One of the myths of being self-employed is that you can write off 100% of the lease payment and related expenses on a service vehicle for your business. Another is that the type of vehicle – ie. pickup truck vs. car – affects the amount or percentage you can deduct.
Neither is true.
In fact, a tax auditor doesn’t care what type of vehicle you have or how you finance it. He only wants to see that your vehicle-related expenses were incurred to earn business income and that you have documents to support your claims.
Keep a record
Canada Revenue Agency (CRA) is clear about the type of vehicle expenses you can deduct. They include licence and registration fees; fuel costs; insurance; interest on money borrowed to buy the vehicle; maintenance and repairs; and your lease payment or, if you buy, capital cost allowance (CCA or depreciation).
To support your claim, you must record the total number of personal and business kilometers you drove in a year (the odometer readings on Jan. 1 and Dec.31); and, each time you use the vehicle for business, you need to list the date, destination, purpose, and distance of your trip.
From there you can determine the percentage of business use to be applied against your expenses. Divide your business-use kilometers by your total kilometers for the year, giving you anywhere from 1% to 100%.
Without a journal or log detailing the business use of the vehicle, and validating that percentage figure, CRA can deny or reduce your claim.
What’s a commute?
There are all kinds of business reasons to use your service vehicle, from a revenue-producing courier delivery to a quick run to the parts store. What’s not valid is the drive from home to your truck. This is considered commuting, a personal trip.
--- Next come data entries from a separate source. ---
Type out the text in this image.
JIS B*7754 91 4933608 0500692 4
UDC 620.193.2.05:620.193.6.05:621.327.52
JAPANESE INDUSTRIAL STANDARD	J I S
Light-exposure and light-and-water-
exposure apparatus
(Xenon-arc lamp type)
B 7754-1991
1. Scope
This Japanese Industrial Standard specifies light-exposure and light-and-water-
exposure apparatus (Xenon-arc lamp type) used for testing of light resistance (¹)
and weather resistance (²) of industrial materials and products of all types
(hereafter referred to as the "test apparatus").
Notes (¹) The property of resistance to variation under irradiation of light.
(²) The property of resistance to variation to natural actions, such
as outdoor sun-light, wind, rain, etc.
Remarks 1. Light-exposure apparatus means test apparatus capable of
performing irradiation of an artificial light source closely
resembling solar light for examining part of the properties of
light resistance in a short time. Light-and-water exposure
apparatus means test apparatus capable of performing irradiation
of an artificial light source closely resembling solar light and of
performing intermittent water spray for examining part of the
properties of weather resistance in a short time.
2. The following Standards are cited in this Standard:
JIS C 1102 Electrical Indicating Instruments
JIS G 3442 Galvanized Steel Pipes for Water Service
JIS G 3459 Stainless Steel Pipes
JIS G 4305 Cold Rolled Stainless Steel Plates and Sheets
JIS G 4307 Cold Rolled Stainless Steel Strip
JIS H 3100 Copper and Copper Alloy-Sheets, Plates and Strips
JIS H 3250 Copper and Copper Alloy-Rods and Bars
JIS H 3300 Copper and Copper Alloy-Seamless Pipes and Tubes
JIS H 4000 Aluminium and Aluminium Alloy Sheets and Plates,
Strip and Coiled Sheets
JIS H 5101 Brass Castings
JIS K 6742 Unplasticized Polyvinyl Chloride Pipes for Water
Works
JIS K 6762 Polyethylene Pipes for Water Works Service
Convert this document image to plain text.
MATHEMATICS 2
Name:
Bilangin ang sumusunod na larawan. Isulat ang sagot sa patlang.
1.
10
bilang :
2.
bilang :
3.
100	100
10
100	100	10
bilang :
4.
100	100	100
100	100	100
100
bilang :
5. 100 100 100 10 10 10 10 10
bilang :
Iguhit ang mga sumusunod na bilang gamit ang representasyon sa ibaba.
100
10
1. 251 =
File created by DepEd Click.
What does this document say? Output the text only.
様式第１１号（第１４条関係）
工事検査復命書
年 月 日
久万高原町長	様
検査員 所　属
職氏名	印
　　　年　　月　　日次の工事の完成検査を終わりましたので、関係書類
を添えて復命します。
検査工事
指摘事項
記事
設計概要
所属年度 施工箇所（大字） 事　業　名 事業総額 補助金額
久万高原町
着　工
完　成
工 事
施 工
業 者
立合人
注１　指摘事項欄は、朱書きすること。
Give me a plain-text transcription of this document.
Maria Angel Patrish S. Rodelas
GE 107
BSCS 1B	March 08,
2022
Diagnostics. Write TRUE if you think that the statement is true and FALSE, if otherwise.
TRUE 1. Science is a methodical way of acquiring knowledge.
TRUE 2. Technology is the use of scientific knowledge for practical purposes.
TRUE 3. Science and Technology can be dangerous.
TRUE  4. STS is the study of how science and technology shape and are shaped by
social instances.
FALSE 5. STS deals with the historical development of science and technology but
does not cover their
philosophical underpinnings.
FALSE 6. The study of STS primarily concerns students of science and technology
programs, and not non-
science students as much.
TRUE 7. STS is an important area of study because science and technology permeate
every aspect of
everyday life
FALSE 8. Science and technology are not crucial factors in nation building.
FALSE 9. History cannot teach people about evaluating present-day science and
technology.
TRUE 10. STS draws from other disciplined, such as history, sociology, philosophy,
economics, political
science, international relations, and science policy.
I’ve argued this with CRA numerous times, using the logic that since the business office is in the home, driving from the “office” to a work site is business travel. I don’t think I’m wrong, but no auditor yet has bought the argument.
Much at stake
Of course, it’s not just the deduction or expense denial for your income tax calculation that is at risk if you don’t have a travel log. You can also lose the GST/HST refund tax credits on those expenses.
If you’re a sole proprietor buying a new service vehicle, you have to be able to show over 90% business use if you want to claim the GST/HST back all at once on your next filing. And you can bet that the increased refund will have CRA calling for an explanation.
If the business use is less than 90%, you have to calculate the GST/HST included in the depreciation expense of the vehicle each year and claim it back over time.
If you are incorporated and your company owns or leases the vehicle, you may be required to calculate a taxable benefit and apply it to your personal income. CRA has a “standby charge” and an “operating expense benefit” just for you.
The standby charge represents the benefit of the employee (that’s you) enjoys when the automobile is available for their personal use. Generally, either two-thirds of the lease payment or 2% of the vehicle’s cost is considered extra monthly income for you. Ouch!
I have always maintained that corporate clients should buy or lease their personal vehicles and reimburse themselves for any company driving they do. For 2019, CRA’s reasonable allowance rates are 58 cents per kilometer for the first 5,000 kms and 52 cents for all kilometers after that.
If you think the deduction isn’t worth the hassle, think again. Five thousand kilometers, properly accounted for, would get you reimbursed $2,900 from your corporation.
I’m pretty sure you can create travel logs to show that.